By James Karanja
It is now well-known that many developing countries are faced with major losses arising from their inability to tax the economic activities and value creation generated within their borders by multinational enterprises (MNEs).
The losses arise from a variety of causes, including aggressive tax planning by some MNEs. Tax administrations that lack the effective means to deal with the complexities of auditing multinationals are increasingly turning to a new international programme, Tax Inspectors Without Borders (TIWB), to ensure they get their fair share of tax.
Tax Inspectors Without Borders (TIWB) is a joint initiative of the Organisation for Economic Co-operation and Development (OECD) and the United Nations Development Programme (UNDP). Launched in 2015, the programme is quickly gaining ground in the niche area of international tax audit assistance, addressing base erosion and profit shifting issues and abusive tax avoidance by some MNEs. Our latest annual report describes in detail how TIWB programmes are supporting developing countries in building tax audit capacity to boost development through stronger domestic resource mobilisation.
How does it work?
TIWB’s ” learning by doing” approach brings experts from OECD countries – and increasingly from emerging economies – to work with local tax officials on live audits of tax returns filed by MNEs. Host Administrations, in Africa, Asia, Pacific, Eastern Europe, Latin America and the Caribbean, are firmly in the driver’s seat, identifying national priorities, designing the programme and selecting the experts. This focus on general audit practices leads to the transfer of skills and knowledge in a real working environment.
TIWB’s low cost and high impact interventions fill a gap in technical assistance programmes, enabling Host Administration staff to take responsibility for their cases with limited and focused support from foreign experts. The outcomes of TIWB assistance are threefold: to assist the Host Administration to generate tax revenue through audits, build skills and confidence in the auditors’, and to improve overall tax compliance by MNEs operating in the jurisdiction.
TIWB programmes facilitate assistance in areas where local auditors are at a distinct disadvantage to the legal and tax teams working for MNEs, including advance pricing agreements, anti-avoidance rules, audit investigatory techniques, consumption taxes (e.g. VAT, GST), high net-worth individuals, pre-audit risk assessment and case selection, transfer pricing, and thin capitalisation.
Demand for TIWB continues to grow. There are 39 ongoing or completed programmes worldwide, and another 22 programmes are in the pipeline. The objective remains 100 programmes by 2020.
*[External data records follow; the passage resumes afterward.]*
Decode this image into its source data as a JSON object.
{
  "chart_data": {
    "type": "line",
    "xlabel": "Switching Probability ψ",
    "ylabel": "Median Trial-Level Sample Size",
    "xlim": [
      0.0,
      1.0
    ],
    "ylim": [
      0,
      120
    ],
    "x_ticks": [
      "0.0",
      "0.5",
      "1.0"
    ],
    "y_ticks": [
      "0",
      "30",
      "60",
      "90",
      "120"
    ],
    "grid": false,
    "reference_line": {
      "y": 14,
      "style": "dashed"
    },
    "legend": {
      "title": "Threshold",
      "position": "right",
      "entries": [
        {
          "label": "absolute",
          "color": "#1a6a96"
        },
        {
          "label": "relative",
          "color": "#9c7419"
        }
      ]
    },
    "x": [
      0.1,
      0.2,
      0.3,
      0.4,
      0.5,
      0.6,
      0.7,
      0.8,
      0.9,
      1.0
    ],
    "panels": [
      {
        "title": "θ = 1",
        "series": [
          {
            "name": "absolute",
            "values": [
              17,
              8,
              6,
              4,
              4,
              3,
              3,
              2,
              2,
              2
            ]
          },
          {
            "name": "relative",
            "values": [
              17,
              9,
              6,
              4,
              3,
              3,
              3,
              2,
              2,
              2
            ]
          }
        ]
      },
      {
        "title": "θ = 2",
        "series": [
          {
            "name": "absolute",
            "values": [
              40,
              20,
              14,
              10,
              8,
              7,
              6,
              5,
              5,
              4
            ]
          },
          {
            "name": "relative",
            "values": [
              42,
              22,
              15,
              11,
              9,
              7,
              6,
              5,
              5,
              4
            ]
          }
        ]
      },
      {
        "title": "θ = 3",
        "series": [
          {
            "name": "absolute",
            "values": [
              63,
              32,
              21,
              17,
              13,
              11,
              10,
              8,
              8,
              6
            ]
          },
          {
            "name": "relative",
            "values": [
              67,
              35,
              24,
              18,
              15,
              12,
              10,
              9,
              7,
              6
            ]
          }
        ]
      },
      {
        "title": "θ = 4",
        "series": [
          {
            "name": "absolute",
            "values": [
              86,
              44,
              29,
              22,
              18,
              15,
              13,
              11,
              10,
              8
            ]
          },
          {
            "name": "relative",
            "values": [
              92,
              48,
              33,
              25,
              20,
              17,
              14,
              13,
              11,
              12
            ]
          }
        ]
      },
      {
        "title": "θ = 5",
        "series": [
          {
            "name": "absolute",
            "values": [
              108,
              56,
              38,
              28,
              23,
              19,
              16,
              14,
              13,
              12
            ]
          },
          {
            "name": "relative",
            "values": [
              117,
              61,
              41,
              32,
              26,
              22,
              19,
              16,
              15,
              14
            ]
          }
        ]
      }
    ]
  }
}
To date, US $414 million in increased tax revenues can be attributed to TIWB support offered in partnership with the African Tax Administration Forum and the World Bank Group. TIWB represents excellent value for money, with over US $100 in additional tax revenues recovered for every US $1 spent on operating costs.
The TIWB Secretariat is partnering with CIAT to expand regional and international co-operation between its member countries on the exchange of expertise in this critical area, which largely effects countries’ ability to attain the Sustainable Development Goals.
TIWB programmes are ongoing in some CIAT member countries, including Colombia, Costa Rica, Jamaica and Peru. New programmes are expected to commence in the Dominican Republic and Honduras, among others, in the near future. The growing body of TIWB partners include Mexico and Spain who are committed to sending their partners into the Latin America region.
TIWB programmes are primarily focused on audit support for transfer pricing and international tax audits as well as guidance on advance pricing agreements across a broad number of commercial sectors, including telecommunications, tourism and financial industry.
TIWB is part of a wider international movement that is increasingly calling on MNEs to pay their fair share and operates in direct support of the the OECD/G20 Base Erosion and Profit Shifting (BEPS) actions agreed in 2015 to equip governments with domestic and international instruments to address tax avoidance. The game is changing, the rules are evolving and important benefits are being reaped by countries worldwide. Help us push the ball forward by joining Tax Inspectors Without Borders.
The writer is Head of joint OECD/UNDP Tax Inspectors Without Borders initiative.